I had read about the interesting backgrounds of the owners of Joule - a combination of classic French techniques, Korean heritage and American flavours is a formula for modern, creative dishes.
With a willing driver in Luuvu, it was a quick trip (compared to walking!) to Joule’s sister restaurant, Revel, for a weekday lunch. On a leafy suburban street, rusty sheets of metal cladded the corner of the building with the restaurant name stamped in.
Fairy lights were strung over at the entrance, and inside was a sleek, clean space with minimalistic design. The room was well lit and the open kitchen featured a long communal bench. The bar, Quoin, is at the back and there’s also a patio for al fresco dining.
We sat at the counter and watched the chefs in action. It was a quiet lunch service and a man spent the entire time we were there zesting limes! The chefs moved with speed and precision, stirring, flipping and plating with style and purpose.
Each table were presented with a tray of condiments. Three appeared to be fiery and the dark syrup was soy based. Our waitress detailed the ingredients in each and warned us about the chilli oil. I stared at each with suspicion.
Our waitress recommended three dishes to share and after much polite toing and froing we selected one each from the dumpling, noodle and rice sections. It was a compact menu and the other options were salad, pancake and sweet sandwich for dessert.
The dumplings were stuck together in a row.

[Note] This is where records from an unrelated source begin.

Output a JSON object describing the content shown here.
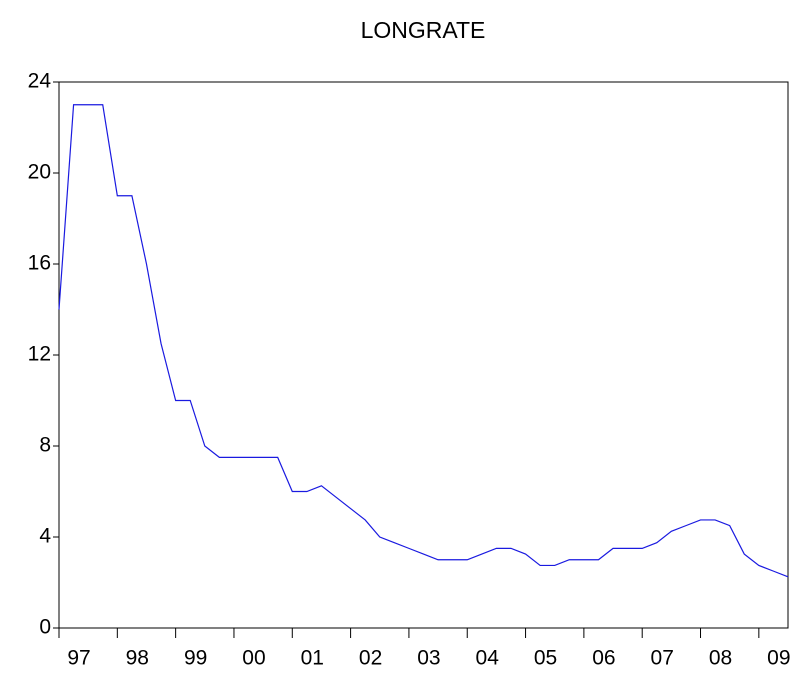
{
  "chart_data": {
    "type": "line",
    "title": "LONGRATE",
    "categories": [
      "97",
      null,
      null,
      null,
      "98",
      null,
      null,
      null,
      "99",
      null,
      null,
      null,
      "00",
      null,
      null,
      null,
      "01",
      null,
      null,
      null,
      "02",
      null,
      null,
      null,
      "03",
      null,
      null,
      null,
      "04",
      null,
      null,
      null,
      "05",
      null,
      null,
      null,
      "06",
      null,
      null,
      null,
      "07",
      null,
      null,
      null,
      "08",
      null,
      null,
      null,
      "09",
      null,
      null
    ],
    "series": [
      {
        "name": "LONGRATE",
        "color": "#1a1ae0",
        "values": [
          14,
          23,
          23,
          23,
          19,
          19,
          16,
          12.5,
          10,
          10,
          8,
          7.5,
          7.5,
          7.5,
          7.5,
          7.5,
          6,
          6,
          6.25,
          5.75,
          5.25,
          4.75,
          4,
          3.75,
          3.5,
          3.25,
          3,
          3,
          3,
          3.25,
          3.5,
          3.5,
          3.25,
          2.75,
          2.75,
          3,
          3,
          3,
          3.5,
          3.5,
          3.5,
          3.75,
          4.25,
          4.5,
          4.75,
          4.75,
          4.5,
          3.25,
          2.75,
          2.5,
          2.25
        ]
      }
    ],
    "ylim": [
      0,
      24
    ],
    "yticks": [
      0,
      4,
      8,
      12,
      16,
      20,
      24
    ]
  }
}
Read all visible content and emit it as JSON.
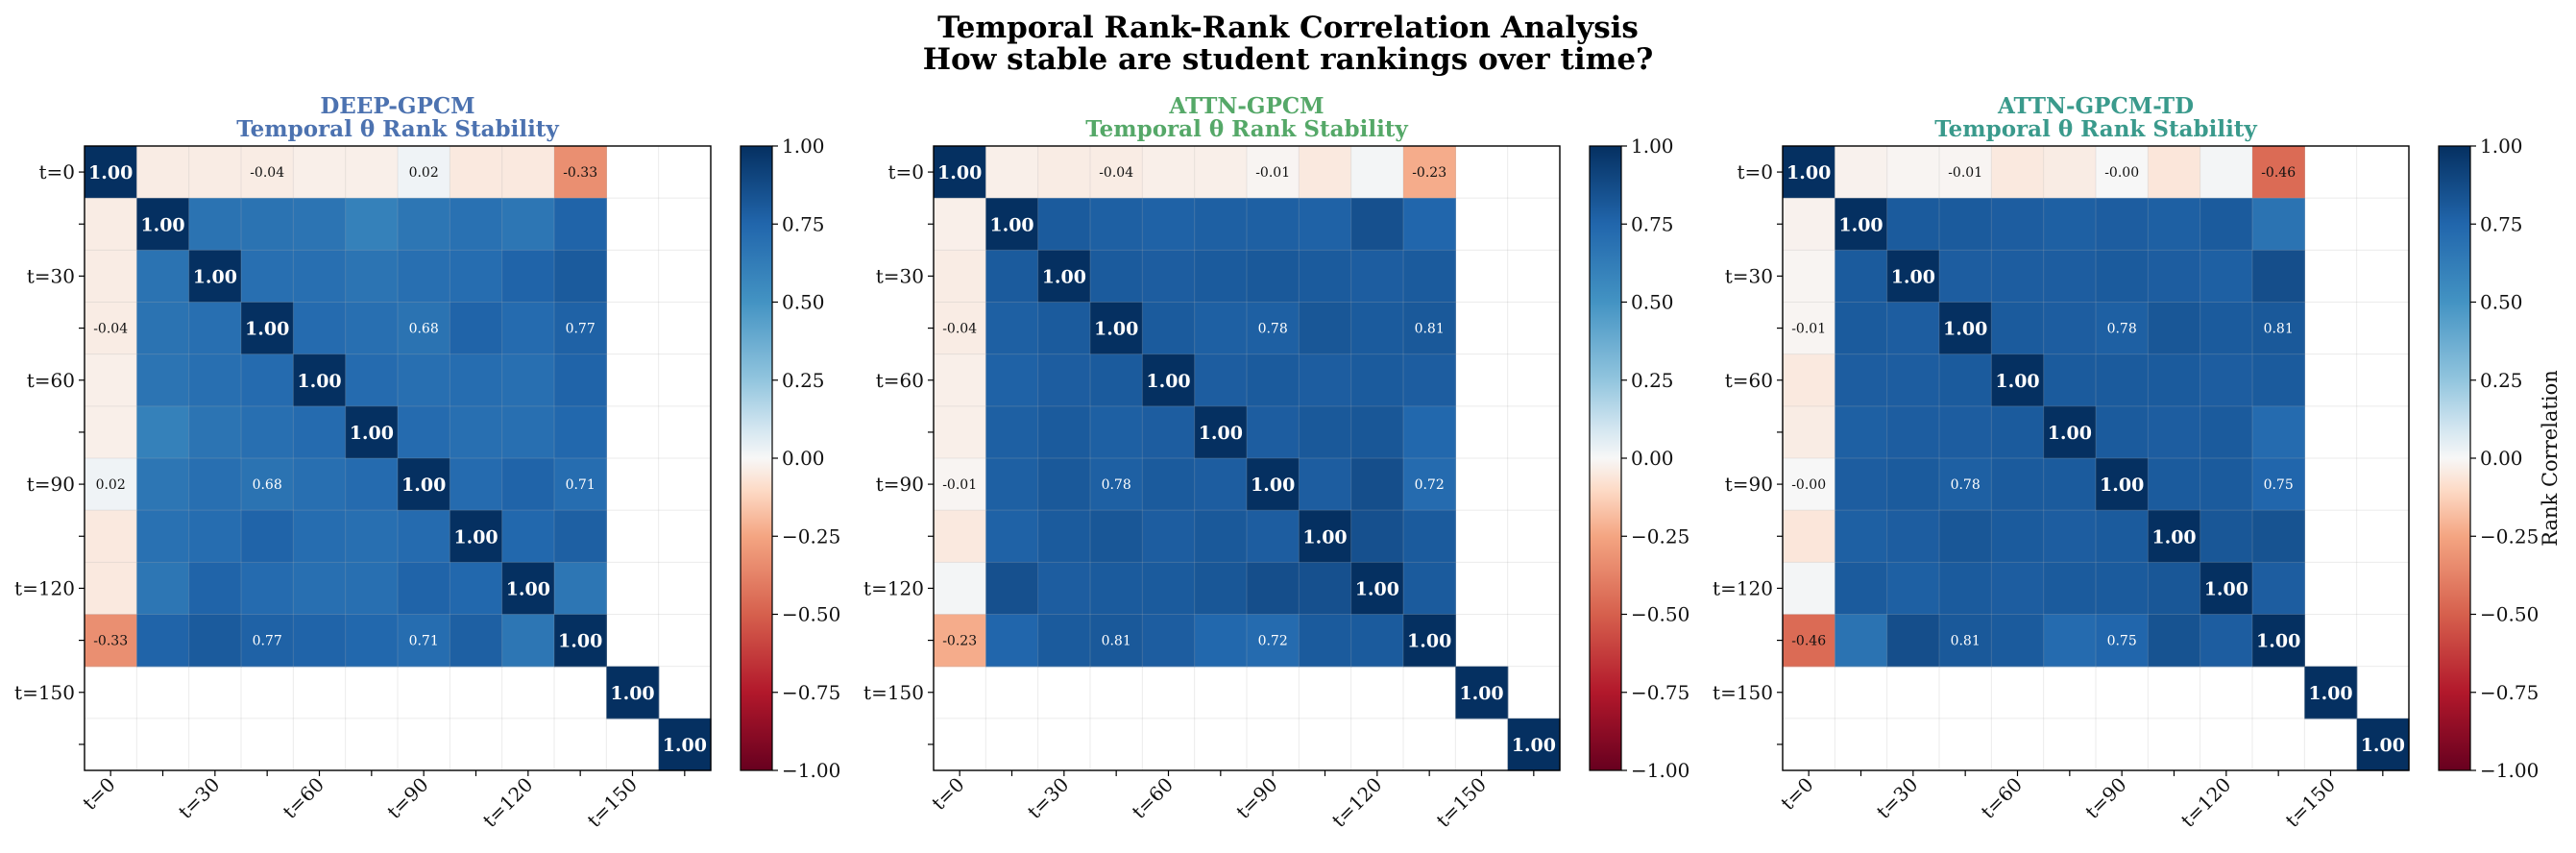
{
  "figure": {
    "title_line1": "Temporal Rank-Rank Correlation Analysis",
    "title_line2": "How stable are student rankings over time?"
  },
  "chart_data": [
    {
      "type": "heatmap",
      "title": "DEEP-GPCM",
      "subtitle": "Temporal θ Rank Stability",
      "title_color": "#4c72b0",
      "y_tick_labels": [
        "t=0",
        "t=30",
        "t=60",
        "t=90",
        "t=120",
        "t=150"
      ],
      "x_tick_labels": [
        "t=0",
        "t=30",
        "t=60",
        "t=90",
        "t=120",
        "t=150"
      ],
      "size": 12,
      "labeled_indices": [
        0,
        3,
        6,
        9
      ],
      "values": [
        [
          1.0,
          -0.04,
          -0.04,
          -0.04,
          -0.03,
          -0.03,
          0.02,
          -0.05,
          -0.05,
          -0.33,
          null,
          null
        ],
        [
          -0.04,
          1.0,
          0.68,
          0.68,
          0.67,
          0.6,
          0.66,
          0.69,
          0.66,
          0.76,
          null,
          null
        ],
        [
          -0.04,
          0.68,
          1.0,
          0.7,
          0.7,
          0.67,
          0.7,
          0.71,
          0.76,
          0.8,
          null,
          null
        ],
        [
          -0.04,
          0.68,
          0.7,
          1.0,
          0.72,
          0.7,
          0.68,
          0.76,
          0.72,
          0.77,
          null,
          null
        ],
        [
          -0.03,
          0.67,
          0.7,
          0.72,
          1.0,
          0.72,
          0.7,
          0.71,
          0.7,
          0.76,
          null,
          null
        ],
        [
          -0.03,
          0.6,
          0.67,
          0.7,
          0.72,
          1.0,
          0.72,
          0.7,
          0.7,
          0.74,
          null,
          null
        ],
        [
          0.02,
          0.66,
          0.7,
          0.68,
          0.7,
          0.72,
          1.0,
          0.72,
          0.76,
          0.71,
          null,
          null
        ],
        [
          -0.05,
          0.69,
          0.71,
          0.76,
          0.71,
          0.7,
          0.72,
          1.0,
          0.74,
          0.78,
          null,
          null
        ],
        [
          -0.05,
          0.66,
          0.76,
          0.72,
          0.7,
          0.7,
          0.76,
          0.74,
          1.0,
          0.66,
          null,
          null
        ],
        [
          -0.33,
          0.76,
          0.8,
          0.77,
          0.76,
          0.74,
          0.71,
          0.78,
          0.66,
          1.0,
          null,
          null
        ],
        [
          null,
          null,
          null,
          null,
          null,
          null,
          null,
          null,
          null,
          null,
          1.0,
          null
        ],
        [
          null,
          null,
          null,
          null,
          null,
          null,
          null,
          null,
          null,
          null,
          null,
          1.0
        ]
      ],
      "colorbar": {
        "min": -1.0,
        "max": 1.0,
        "ticks": [
          "1.00",
          "0.75",
          "0.50",
          "0.25",
          "0.00",
          "−0.25",
          "−0.50",
          "−0.75",
          "−1.00"
        ],
        "colormap": "RdBu"
      }
    },
    {
      "type": "heatmap",
      "title": "ATTN-GPCM",
      "subtitle": "Temporal θ Rank Stability",
      "title_color": "#55a868",
      "y_tick_labels": [
        "t=0",
        "t=30",
        "t=60",
        "t=90",
        "t=120",
        "t=150"
      ],
      "x_tick_labels": [
        "t=0",
        "t=30",
        "t=60",
        "t=90",
        "t=120",
        "t=150"
      ],
      "size": 12,
      "labeled_indices": [
        0,
        3,
        6,
        9
      ],
      "values": [
        [
          1.0,
          -0.03,
          -0.04,
          -0.04,
          -0.03,
          -0.03,
          -0.01,
          -0.05,
          0.01,
          -0.23,
          null,
          null
        ],
        [
          -0.03,
          1.0,
          0.8,
          0.78,
          0.77,
          0.78,
          0.78,
          0.77,
          0.85,
          0.75,
          null,
          null
        ],
        [
          -0.04,
          0.8,
          1.0,
          0.8,
          0.79,
          0.8,
          0.81,
          0.8,
          0.79,
          0.8,
          null,
          null
        ],
        [
          -0.04,
          0.78,
          0.8,
          1.0,
          0.8,
          0.78,
          0.78,
          0.82,
          0.8,
          0.81,
          null,
          null
        ],
        [
          -0.03,
          0.77,
          0.79,
          0.8,
          1.0,
          0.79,
          0.8,
          0.79,
          0.8,
          0.79,
          null,
          null
        ],
        [
          -0.03,
          0.78,
          0.8,
          0.78,
          0.79,
          1.0,
          0.79,
          0.81,
          0.82,
          0.74,
          null,
          null
        ],
        [
          -0.01,
          0.78,
          0.81,
          0.78,
          0.8,
          0.79,
          1.0,
          0.79,
          0.86,
          0.72,
          null,
          null
        ],
        [
          -0.05,
          0.77,
          0.8,
          0.82,
          0.79,
          0.81,
          0.79,
          1.0,
          0.85,
          0.8,
          null,
          null
        ],
        [
          0.01,
          0.85,
          0.79,
          0.8,
          0.8,
          0.82,
          0.86,
          0.85,
          1.0,
          0.8,
          null,
          null
        ],
        [
          -0.23,
          0.75,
          0.8,
          0.81,
          0.79,
          0.74,
          0.72,
          0.8,
          0.8,
          1.0,
          null,
          null
        ],
        [
          null,
          null,
          null,
          null,
          null,
          null,
          null,
          null,
          null,
          null,
          1.0,
          null
        ],
        [
          null,
          null,
          null,
          null,
          null,
          null,
          null,
          null,
          null,
          null,
          null,
          1.0
        ]
      ],
      "colorbar": {
        "min": -1.0,
        "max": 1.0,
        "ticks": [
          "1.00",
          "0.75",
          "0.50",
          "0.25",
          "0.00",
          "−0.25",
          "−0.50",
          "−0.75",
          "−1.00"
        ],
        "colormap": "RdBu"
      }
    },
    {
      "type": "heatmap",
      "title": "ATTN-GPCM-TD",
      "subtitle": "Temporal θ Rank Stability",
      "title_color": "#3a9a8c",
      "y_tick_labels": [
        "t=0",
        "t=30",
        "t=60",
        "t=90",
        "t=120",
        "t=150"
      ],
      "x_tick_labels": [
        "t=0",
        "t=30",
        "t=60",
        "t=90",
        "t=120",
        "t=150"
      ],
      "size": 12,
      "labeled_indices": [
        0,
        3,
        6,
        9
      ],
      "values": [
        [
          1.0,
          -0.02,
          -0.01,
          -0.01,
          -0.05,
          -0.04,
          -0.0,
          -0.06,
          0.01,
          -0.46,
          null,
          null
        ],
        [
          -0.02,
          1.0,
          0.8,
          0.8,
          0.79,
          0.78,
          0.79,
          0.78,
          0.8,
          0.68,
          null,
          null
        ],
        [
          -0.01,
          0.8,
          1.0,
          0.79,
          0.79,
          0.79,
          0.8,
          0.79,
          0.78,
          0.86,
          null,
          null
        ],
        [
          -0.01,
          0.8,
          0.79,
          1.0,
          0.8,
          0.79,
          0.78,
          0.82,
          0.8,
          0.81,
          null,
          null
        ],
        [
          -0.05,
          0.79,
          0.79,
          0.8,
          1.0,
          0.8,
          0.8,
          0.8,
          0.79,
          0.8,
          null,
          null
        ],
        [
          -0.04,
          0.78,
          0.79,
          0.79,
          0.8,
          1.0,
          0.8,
          0.79,
          0.8,
          0.72,
          null,
          null
        ],
        [
          -0.0,
          0.79,
          0.8,
          0.78,
          0.8,
          0.8,
          1.0,
          0.8,
          0.8,
          0.75,
          null,
          null
        ],
        [
          -0.06,
          0.78,
          0.79,
          0.82,
          0.8,
          0.79,
          0.8,
          1.0,
          0.82,
          0.84,
          null,
          null
        ],
        [
          0.01,
          0.8,
          0.78,
          0.8,
          0.79,
          0.8,
          0.8,
          0.82,
          1.0,
          0.79,
          null,
          null
        ],
        [
          -0.46,
          0.68,
          0.86,
          0.81,
          0.8,
          0.72,
          0.75,
          0.84,
          0.79,
          1.0,
          null,
          null
        ],
        [
          null,
          null,
          null,
          null,
          null,
          null,
          null,
          null,
          null,
          null,
          1.0,
          null
        ],
        [
          null,
          null,
          null,
          null,
          null,
          null,
          null,
          null,
          null,
          null,
          null,
          1.0
        ]
      ],
      "colorbar": {
        "min": -1.0,
        "max": 1.0,
        "ticks": [
          "1.00",
          "0.75",
          "0.50",
          "0.25",
          "0.00",
          "−0.25",
          "−0.50",
          "−0.75",
          "−1.00"
        ],
        "colormap": "RdBu"
      },
      "colorbar_label": "Rank Correlation"
    }
  ]
}
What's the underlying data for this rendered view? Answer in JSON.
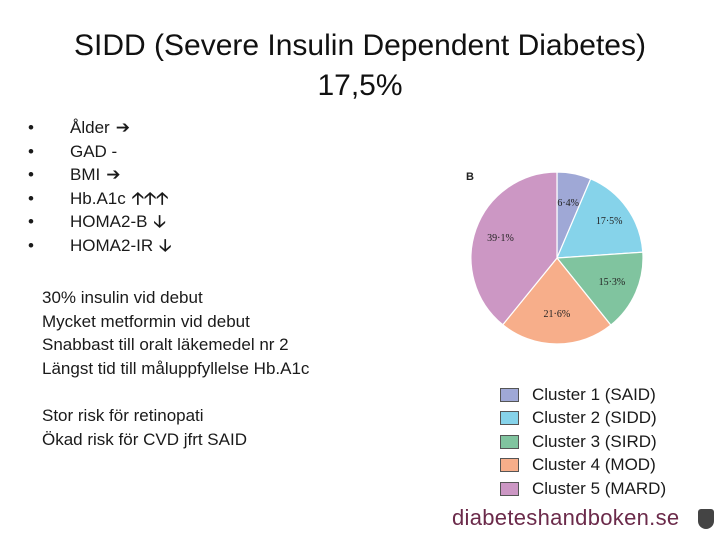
{
  "title": {
    "line1": "SIDD (Severe Insulin Dependent Diabetes)",
    "line2": "17,5%"
  },
  "bullets": [
    {
      "label": "Ålder",
      "marker": "➔"
    },
    {
      "label": "GAD  -",
      "marker": ""
    },
    {
      "label": "BMI",
      "marker": "➔"
    },
    {
      "label": "Hb.A1c",
      "marker": "🡡🡡🡡"
    },
    {
      "label": "HOMA2-B",
      "marker": "🡣"
    },
    {
      "label": "HOMA2-IR",
      "marker": "🡣"
    }
  ],
  "bullet_symbol": "•",
  "text_block1": [
    "30% insulin vid debut",
    "Mycket metformin vid debut",
    "Snabbast till oralt läkemedel nr 2",
    "Längst tid till måluppfyllelse Hb.A1c"
  ],
  "text_block2": [
    "Stor risk för retinopati",
    "Ökad risk för CVD jfrt SAID"
  ],
  "chart_data": {
    "type": "pie",
    "panel_label": "B",
    "slices": [
      {
        "name": "Cluster 1 (SAID)",
        "value": 6.4,
        "label": "6·4%",
        "color": "#9fa8d6"
      },
      {
        "name": "Cluster 2 (SIDD)",
        "value": 17.5,
        "label": "17·5%",
        "color": "#86d3ea"
      },
      {
        "name": "Cluster 3 (SIRD)",
        "value": 15.3,
        "label": "15·3%",
        "color": "#80c49f"
      },
      {
        "name": "Cluster 4 (MOD)",
        "value": 21.6,
        "label": "21·6%",
        "color": "#f7ae8a"
      },
      {
        "name": "Cluster 5 (MARD)",
        "value": 39.1,
        "label": "39·1%",
        "color": "#cc97c4"
      }
    ],
    "start": "12 o'clock",
    "direction": "clockwise",
    "legend_position": "bottom"
  },
  "brand": "diabeteshandboken.se",
  "colors": {
    "brand": "#6b2a4a"
  }
}
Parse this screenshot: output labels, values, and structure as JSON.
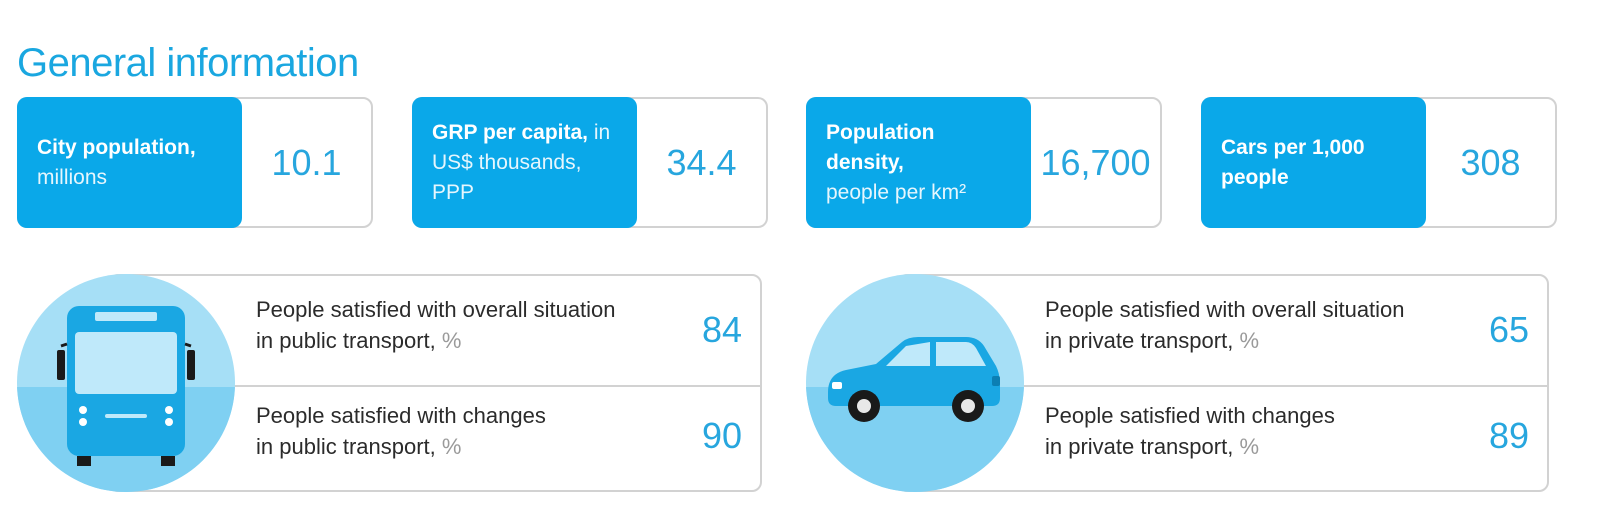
{
  "title": "General information",
  "cards": [
    {
      "label_bold": "City population,",
      "label_sub": "millions",
      "value": "10.1"
    },
    {
      "label_bold": "GRP per capita,",
      "label_sub": "in US$ thousands, PPP",
      "value": "34.4"
    },
    {
      "label_bold": "Population density,",
      "label_sub": "people per km²",
      "value": "16,700"
    },
    {
      "label_bold": "Cars per 1,000 people",
      "label_sub": "",
      "value": "308"
    }
  ],
  "public_transport": {
    "icon": "bus-icon",
    "overall": {
      "line1": "People satisfied with overall situation",
      "line2": "in public transport,",
      "unit": "%",
      "value": "84"
    },
    "changes": {
      "line1": "People satisfied with changes",
      "line2": "in public transport,",
      "unit": "%",
      "value": "90"
    }
  },
  "private_transport": {
    "icon": "car-icon",
    "overall": {
      "line1": "People satisfied with overall situation",
      "line2": "in private transport,",
      "unit": "%",
      "value": "65"
    },
    "changes": {
      "line1": "People satisfied with changes",
      "line2": "in private transport,",
      "unit": "%",
      "value": "89"
    }
  },
  "colors": {
    "accent": "#0aa8e9",
    "value_text": "#27a6de",
    "circle_light": "#a6dff6",
    "circle_mid": "#7fd0f2"
  }
}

Both sides were seared, then covered and steamed with a splash of broth. A bite into the firm but silky dough revealed a lump of minced short rib which was rich and moist. The scattering of shallot and scallion freshened up the meaty parcel.
An alarmingly bright tangerine colour, the slippery rice noodles were stir-fried in a sweet chilli sauce with a generous amount of smoked pork belly. The just-enough-for-me spiciness cut through the fatty cubes of porcine delicacy. I could have greedily devoured the whole bowl myself! I didn’t eat any of the pale slices of sauerkraut though.
The rice was scooped into bowls with a large plastic paddle fork and the thick tines were used to fluff the plump grains. Our rice bowl consisted of albacore tuna, fennel kimchi and escarole.
A river of golden egg yolk swirled through the protein and vegetables. The mild sourness of the fennel kimchi and slight bitterness of the escarole balanced with the sweet and succulent tuna. The bean paste condiment paired well with the flavours of the rice bowl.
We forewent an ice cream sandwich for a gelato at D’Ambrosio for dessert but my curiosity is piqued and I shall return for a fusion brunch!